Changement de régiment.

Zouaves
  • « Enfin, c'est la relève et ce qui reste du renfort venu du 1er Zouaves au Bataillon 6 du 3e rejoindra le 1er Régiment de Zouaves de marche qui se trouve plus sur la gauche, secteur de Neuville-Saint-Vaast-Ecurie. C'est sans regret que je quitte le Bat. 6 où nous étions venus 45 hommes en renfort. Nous ne sommes plus qu'une dizaine à rejoindre le 1er Rég. le 1er novembre 1914.
  • Ce régiment de marche est formé de bataillons de réserve du 4e Rég. de Zouaves et prendra le nom de 7e Rég. de Zouaves en décembre 1914.

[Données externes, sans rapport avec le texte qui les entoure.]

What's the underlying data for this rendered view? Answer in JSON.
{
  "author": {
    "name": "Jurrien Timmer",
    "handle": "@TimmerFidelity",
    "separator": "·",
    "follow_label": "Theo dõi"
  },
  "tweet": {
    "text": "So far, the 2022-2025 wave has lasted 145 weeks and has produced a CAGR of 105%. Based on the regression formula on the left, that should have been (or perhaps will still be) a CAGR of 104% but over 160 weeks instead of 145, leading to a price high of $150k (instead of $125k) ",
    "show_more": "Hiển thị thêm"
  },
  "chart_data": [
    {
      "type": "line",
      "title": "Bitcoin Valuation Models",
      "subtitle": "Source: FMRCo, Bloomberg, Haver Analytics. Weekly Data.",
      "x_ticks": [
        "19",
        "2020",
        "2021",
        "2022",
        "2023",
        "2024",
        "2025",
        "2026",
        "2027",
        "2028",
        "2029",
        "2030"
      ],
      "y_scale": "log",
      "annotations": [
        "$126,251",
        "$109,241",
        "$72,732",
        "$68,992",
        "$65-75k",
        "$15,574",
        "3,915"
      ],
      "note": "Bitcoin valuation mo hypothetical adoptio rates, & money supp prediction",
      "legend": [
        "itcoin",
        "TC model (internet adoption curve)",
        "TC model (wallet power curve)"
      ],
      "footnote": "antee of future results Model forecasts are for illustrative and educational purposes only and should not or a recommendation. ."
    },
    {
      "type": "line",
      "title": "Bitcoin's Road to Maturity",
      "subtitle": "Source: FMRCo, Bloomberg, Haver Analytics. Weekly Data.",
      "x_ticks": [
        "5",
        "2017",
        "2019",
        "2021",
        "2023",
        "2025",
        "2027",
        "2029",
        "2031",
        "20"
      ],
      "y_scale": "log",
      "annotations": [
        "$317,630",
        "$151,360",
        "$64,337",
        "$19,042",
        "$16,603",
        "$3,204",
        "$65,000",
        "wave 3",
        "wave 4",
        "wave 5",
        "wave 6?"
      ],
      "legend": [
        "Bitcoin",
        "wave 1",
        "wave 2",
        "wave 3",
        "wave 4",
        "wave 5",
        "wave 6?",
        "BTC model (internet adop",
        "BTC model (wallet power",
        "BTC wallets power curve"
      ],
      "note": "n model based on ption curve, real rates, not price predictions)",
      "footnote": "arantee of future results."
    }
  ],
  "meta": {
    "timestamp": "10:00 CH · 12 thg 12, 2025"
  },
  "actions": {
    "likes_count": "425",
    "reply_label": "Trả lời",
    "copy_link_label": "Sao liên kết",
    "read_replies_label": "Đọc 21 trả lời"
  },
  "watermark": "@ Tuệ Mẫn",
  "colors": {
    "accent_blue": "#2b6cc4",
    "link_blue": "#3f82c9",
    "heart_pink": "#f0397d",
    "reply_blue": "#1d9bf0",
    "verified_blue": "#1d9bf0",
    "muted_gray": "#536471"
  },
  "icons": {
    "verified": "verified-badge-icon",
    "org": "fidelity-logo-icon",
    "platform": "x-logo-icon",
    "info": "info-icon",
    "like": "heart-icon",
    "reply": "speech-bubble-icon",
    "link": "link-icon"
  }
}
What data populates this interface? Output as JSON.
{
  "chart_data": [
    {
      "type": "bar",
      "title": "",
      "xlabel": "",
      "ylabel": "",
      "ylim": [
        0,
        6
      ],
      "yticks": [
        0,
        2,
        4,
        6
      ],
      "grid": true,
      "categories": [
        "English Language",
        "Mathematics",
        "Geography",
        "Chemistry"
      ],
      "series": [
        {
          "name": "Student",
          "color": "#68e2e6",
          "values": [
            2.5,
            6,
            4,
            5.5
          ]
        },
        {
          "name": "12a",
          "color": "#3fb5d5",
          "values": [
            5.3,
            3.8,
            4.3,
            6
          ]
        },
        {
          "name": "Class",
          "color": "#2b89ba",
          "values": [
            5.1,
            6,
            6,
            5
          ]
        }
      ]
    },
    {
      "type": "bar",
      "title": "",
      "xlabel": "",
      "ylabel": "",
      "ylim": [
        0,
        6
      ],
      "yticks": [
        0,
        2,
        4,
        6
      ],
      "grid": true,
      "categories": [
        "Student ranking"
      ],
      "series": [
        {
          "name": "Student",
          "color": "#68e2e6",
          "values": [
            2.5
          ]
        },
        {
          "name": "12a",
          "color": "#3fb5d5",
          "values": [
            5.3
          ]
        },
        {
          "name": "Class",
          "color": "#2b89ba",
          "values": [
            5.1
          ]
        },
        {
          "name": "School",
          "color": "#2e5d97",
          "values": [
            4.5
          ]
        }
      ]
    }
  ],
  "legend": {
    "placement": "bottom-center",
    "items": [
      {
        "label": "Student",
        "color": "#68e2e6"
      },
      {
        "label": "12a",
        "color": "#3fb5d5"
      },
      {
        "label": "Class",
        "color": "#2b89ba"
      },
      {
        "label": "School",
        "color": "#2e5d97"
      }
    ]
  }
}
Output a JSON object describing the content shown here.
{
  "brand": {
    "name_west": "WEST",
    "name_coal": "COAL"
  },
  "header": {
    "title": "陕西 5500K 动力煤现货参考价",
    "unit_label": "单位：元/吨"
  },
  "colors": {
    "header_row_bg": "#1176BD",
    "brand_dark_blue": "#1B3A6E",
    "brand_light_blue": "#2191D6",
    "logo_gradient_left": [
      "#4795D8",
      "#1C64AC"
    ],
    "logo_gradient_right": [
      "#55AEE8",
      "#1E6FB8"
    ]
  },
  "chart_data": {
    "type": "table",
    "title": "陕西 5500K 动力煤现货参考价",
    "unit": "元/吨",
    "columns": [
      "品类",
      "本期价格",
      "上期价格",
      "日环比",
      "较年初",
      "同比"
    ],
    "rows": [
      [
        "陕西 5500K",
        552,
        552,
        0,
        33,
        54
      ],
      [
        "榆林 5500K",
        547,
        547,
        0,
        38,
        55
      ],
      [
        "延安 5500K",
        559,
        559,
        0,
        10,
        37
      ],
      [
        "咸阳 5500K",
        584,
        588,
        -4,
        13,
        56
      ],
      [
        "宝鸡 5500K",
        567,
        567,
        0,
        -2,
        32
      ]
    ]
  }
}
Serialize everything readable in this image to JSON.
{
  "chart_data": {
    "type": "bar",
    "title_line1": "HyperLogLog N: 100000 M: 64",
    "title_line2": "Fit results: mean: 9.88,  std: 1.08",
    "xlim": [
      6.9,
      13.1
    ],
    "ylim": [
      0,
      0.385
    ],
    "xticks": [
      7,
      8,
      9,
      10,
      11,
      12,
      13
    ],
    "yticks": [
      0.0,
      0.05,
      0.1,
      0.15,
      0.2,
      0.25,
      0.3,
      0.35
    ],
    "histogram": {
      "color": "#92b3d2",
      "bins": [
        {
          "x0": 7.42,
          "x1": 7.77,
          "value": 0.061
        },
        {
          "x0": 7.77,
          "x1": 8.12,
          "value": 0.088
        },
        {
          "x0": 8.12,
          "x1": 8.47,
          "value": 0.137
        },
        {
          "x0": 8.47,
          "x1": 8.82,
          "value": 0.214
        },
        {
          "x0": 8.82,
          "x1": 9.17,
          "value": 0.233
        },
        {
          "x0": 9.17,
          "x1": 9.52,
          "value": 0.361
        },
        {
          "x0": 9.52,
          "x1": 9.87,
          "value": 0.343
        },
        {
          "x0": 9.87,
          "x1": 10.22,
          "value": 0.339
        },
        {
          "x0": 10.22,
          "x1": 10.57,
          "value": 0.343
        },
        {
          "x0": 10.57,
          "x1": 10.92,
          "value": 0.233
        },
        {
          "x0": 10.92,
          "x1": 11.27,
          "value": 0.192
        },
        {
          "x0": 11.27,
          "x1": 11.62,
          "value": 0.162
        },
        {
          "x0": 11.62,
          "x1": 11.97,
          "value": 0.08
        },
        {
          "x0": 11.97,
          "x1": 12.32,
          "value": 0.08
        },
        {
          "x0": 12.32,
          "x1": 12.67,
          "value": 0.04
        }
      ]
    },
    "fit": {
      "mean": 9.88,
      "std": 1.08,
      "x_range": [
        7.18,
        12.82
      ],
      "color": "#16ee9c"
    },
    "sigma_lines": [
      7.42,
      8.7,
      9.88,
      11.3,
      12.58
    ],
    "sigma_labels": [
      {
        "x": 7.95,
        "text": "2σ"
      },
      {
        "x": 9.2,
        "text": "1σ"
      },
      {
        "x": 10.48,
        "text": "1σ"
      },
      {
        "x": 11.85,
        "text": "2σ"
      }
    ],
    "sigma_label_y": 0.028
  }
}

  • Je fais partie du 2e Bataillon et j'y ai connu, pas longtemps, bien sûr, le commandant de Robien. Son nom est mentionné dans un livre, Idéal français dans un cœur breton(2). Il se promenait tous les matins, sur le bord des tranchées, nous disant de nous cacher. Nous l'appelions « Bâton », à cause de sa canne. Il oubliait qu'il n'était pas en 70 et il s'est fait descendre. Notre secteur est Ecurie-Roclincourt, à cheval sur la route Arras-Lens. La guerre de tranchée est commencée : sans cesse les outils en main ou le fusil pour de petites attaques meurtrières.
  • Nos tranchées sont continues : première ligne, deuxième ligne et quelquefois troisième ligne. Les boyaux s'en vont vers l'arrière, zigzaguant derrière des abris naturels, quand c'est possible. C'est par ces sentiers dans la terre qu'arrivent tous les ravitaillements. Le piétinement de milliers de souliers y forme des cloaques où l'on peut s'enliser. C'est pour pallier à cela qu'est né le caillebotis, assemblage de lattes placées au fond des boyaux et des tranchées. C'était la victoire contre la boue. Cet ensemble de travaux prend nom et c'est la tranchée 8, la tranchée 9, le pont de pierres, le chemin creux, etc...
  • On pousse toujours de l'avant des petits postes des tranchées. Les Allemands font de même et on arrive, à certains endroits, à être si près les uns des autres qu'on se lance des mottes de terre.
  • Un après-midi, à la gauche de la route de Lens (j'étais de veille), j'aperçois un objet qui passe au-dessus de ma tête. Je pense aussitôt qu'ils recommencent ce qu'ils avaient fait la veille, c'est-à-dire nous envoyer de la terre. Mais une explosion se produit ; une autre en avant. Alors, tout le poste se replie, quelque peu en désordre. Le sergent nous arrête et nous oblige à reprendre nos places, disant que ce n'était rien. Et, au moment où nous arrivons à nos emplacements, un objet tombe au milieu de nous. Le sergent se précipite, le ramasse et le relance aux Allemands où il éclate, nous disant : « ce n'est pas plus difficile que cela. » Ce fut tout pour ce soir-là.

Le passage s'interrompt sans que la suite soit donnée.